Like two rival siblings, rugby and American football grew up together and later followed their own separate paths. One gained a widespread following and prospered, while the other fell under its shadow and languished.
With 32 franchises competing in the NFL today, the league is a sporting behemoth in American culture. Professional teams draft young players from NCAA programs that serve as incubators and release them on the gridiron in front of millions of loyal fans.
In contrast, professional rugby in the U.S. never lasted more than a year. PRO Rugby was introduced in 2016 with 5 teams but then folded 9 months later. In college, the NCAA doesn’t even oversee men’s rugby, leaving the un-padded and un-helmeted recreation to fall under the auspices of USA Rugby.
But go back to the early 20th century and the scene was different. Rugby and football were vying for supremacy at American colleges and potentially, for the hearts and minds of the sporting heartland.
Adopted in the 1870’s, rugby made its way in America through the collegiate system. The Ivy Leagues promoted it on the east coast, while out west British expats popularized the game in California.
The rough and tumble sport started showing its American features after Yale graduate Walter Camp sought to bring order to what he regarded as mob chaos in the game.
Camp dropped the number of players on a side from 15 to 11, introduced the line of scrimmage and the center snap-back, and implemented a system of downs for moving the ball.
The new rules departed from the rugby conventions of the day and while they caught on over time, the game remained incurably violent. Crippling injuries and even deaths were not uncommon.
Football came to a head in 1905 when 19 players died from injuries sustained on the field. It was during this period and the next decade when rugby challenged football as the preferred college sport.
The “football crisis” prompted President Teddy Roosevelt to force colleges to adopt safer guidelines. Some newly-created rules, including the legalization of the forward pass intended to open up the game, weren’t popular.

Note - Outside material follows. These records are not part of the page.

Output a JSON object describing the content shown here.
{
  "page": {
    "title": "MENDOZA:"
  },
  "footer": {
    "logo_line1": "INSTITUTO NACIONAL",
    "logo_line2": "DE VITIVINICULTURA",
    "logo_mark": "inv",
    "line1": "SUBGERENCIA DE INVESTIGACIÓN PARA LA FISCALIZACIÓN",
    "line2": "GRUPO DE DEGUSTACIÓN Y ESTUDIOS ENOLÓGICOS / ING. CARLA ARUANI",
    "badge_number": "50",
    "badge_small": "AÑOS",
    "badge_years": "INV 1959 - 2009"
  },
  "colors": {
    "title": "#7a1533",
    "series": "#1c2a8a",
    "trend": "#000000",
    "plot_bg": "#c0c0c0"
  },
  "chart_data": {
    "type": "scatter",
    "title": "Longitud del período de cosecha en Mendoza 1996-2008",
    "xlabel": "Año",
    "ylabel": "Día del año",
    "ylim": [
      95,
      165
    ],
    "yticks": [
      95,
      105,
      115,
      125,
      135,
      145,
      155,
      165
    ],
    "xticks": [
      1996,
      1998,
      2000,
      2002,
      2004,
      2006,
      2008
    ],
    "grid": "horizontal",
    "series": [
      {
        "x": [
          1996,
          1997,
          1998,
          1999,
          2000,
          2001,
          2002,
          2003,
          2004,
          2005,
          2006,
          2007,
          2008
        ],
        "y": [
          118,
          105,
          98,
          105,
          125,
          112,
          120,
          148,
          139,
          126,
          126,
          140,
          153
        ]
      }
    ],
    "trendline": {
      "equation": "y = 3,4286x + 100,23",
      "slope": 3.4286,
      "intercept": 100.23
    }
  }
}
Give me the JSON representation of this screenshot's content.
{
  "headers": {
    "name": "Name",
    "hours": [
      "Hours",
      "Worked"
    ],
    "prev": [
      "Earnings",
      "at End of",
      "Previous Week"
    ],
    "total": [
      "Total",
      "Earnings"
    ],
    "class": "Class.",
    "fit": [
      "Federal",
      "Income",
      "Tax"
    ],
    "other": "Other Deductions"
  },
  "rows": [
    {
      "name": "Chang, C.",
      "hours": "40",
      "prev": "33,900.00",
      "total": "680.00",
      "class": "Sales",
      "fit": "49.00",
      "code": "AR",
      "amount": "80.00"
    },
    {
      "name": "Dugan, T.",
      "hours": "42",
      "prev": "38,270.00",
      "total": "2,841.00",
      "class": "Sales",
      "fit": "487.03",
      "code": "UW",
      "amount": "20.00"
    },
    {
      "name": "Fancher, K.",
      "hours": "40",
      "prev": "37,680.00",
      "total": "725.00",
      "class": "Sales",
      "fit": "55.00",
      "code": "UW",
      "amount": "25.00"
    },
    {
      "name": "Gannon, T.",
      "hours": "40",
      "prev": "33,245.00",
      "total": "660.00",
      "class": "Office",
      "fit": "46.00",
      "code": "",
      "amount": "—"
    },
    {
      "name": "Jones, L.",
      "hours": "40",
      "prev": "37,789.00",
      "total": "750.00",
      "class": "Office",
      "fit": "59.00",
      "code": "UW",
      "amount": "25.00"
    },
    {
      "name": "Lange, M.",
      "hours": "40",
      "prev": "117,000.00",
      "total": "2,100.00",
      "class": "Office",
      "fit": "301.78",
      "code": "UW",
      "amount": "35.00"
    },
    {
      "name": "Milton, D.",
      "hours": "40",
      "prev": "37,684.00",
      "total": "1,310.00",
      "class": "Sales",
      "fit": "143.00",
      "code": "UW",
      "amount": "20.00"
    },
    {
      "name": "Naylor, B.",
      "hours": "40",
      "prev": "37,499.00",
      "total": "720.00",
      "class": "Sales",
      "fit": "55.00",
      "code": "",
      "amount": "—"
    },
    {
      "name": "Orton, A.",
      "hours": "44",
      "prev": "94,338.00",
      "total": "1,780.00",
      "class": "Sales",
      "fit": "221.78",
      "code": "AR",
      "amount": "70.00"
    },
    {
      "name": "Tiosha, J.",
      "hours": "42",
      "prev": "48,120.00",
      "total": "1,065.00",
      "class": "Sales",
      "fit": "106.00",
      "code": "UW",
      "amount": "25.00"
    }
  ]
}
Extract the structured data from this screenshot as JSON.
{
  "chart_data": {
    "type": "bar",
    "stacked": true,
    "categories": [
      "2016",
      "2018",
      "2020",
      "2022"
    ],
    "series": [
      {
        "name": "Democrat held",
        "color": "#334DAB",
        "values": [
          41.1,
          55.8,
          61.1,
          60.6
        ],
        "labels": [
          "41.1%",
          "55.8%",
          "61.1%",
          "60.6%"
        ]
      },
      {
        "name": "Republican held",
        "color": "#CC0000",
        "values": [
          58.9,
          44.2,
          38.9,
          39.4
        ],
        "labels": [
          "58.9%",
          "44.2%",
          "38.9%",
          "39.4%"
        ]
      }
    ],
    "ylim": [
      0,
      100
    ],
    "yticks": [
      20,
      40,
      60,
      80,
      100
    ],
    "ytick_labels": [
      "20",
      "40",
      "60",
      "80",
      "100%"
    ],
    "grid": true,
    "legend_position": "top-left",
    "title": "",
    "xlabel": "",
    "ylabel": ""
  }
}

While the game’s future was being debated on the east coast, Stanford and UC-Berkeley abandoned football altogether in favor of rugby. Their annual “Big Game” meet-up, contested since 1892, was played under rugby rules from 1906-1914. Other colleges and high schools picked up the rugby code as well.
But rugby’s momentum was stopped cold following the visit of New Zealand’s All-Blacks team in 1913. Playing at least a dozen exhibition matches against various California colleges, the kiwis crushed the Americans at every opportunity. The All-Blacks even thrashed the best of an All-American squad 51-3. The effect on the sport and its national support was profound.
The San Francisco Post wrote “…we have not yet learned how to play rugby. It is still a foreign game”. Spalding’s Guide reported “…we have not mastered the rudiments of rugby”.
Sports programs returned to football and rugby began its slow march towards national irrelevance. The game’s last hurrah for the Americans was at the 1920 and 1924 Olympics where the U.S. rugby team won gold.
Some argue that rugby was doomed from the start, but it remains one of the great might-have-beens in American sports history.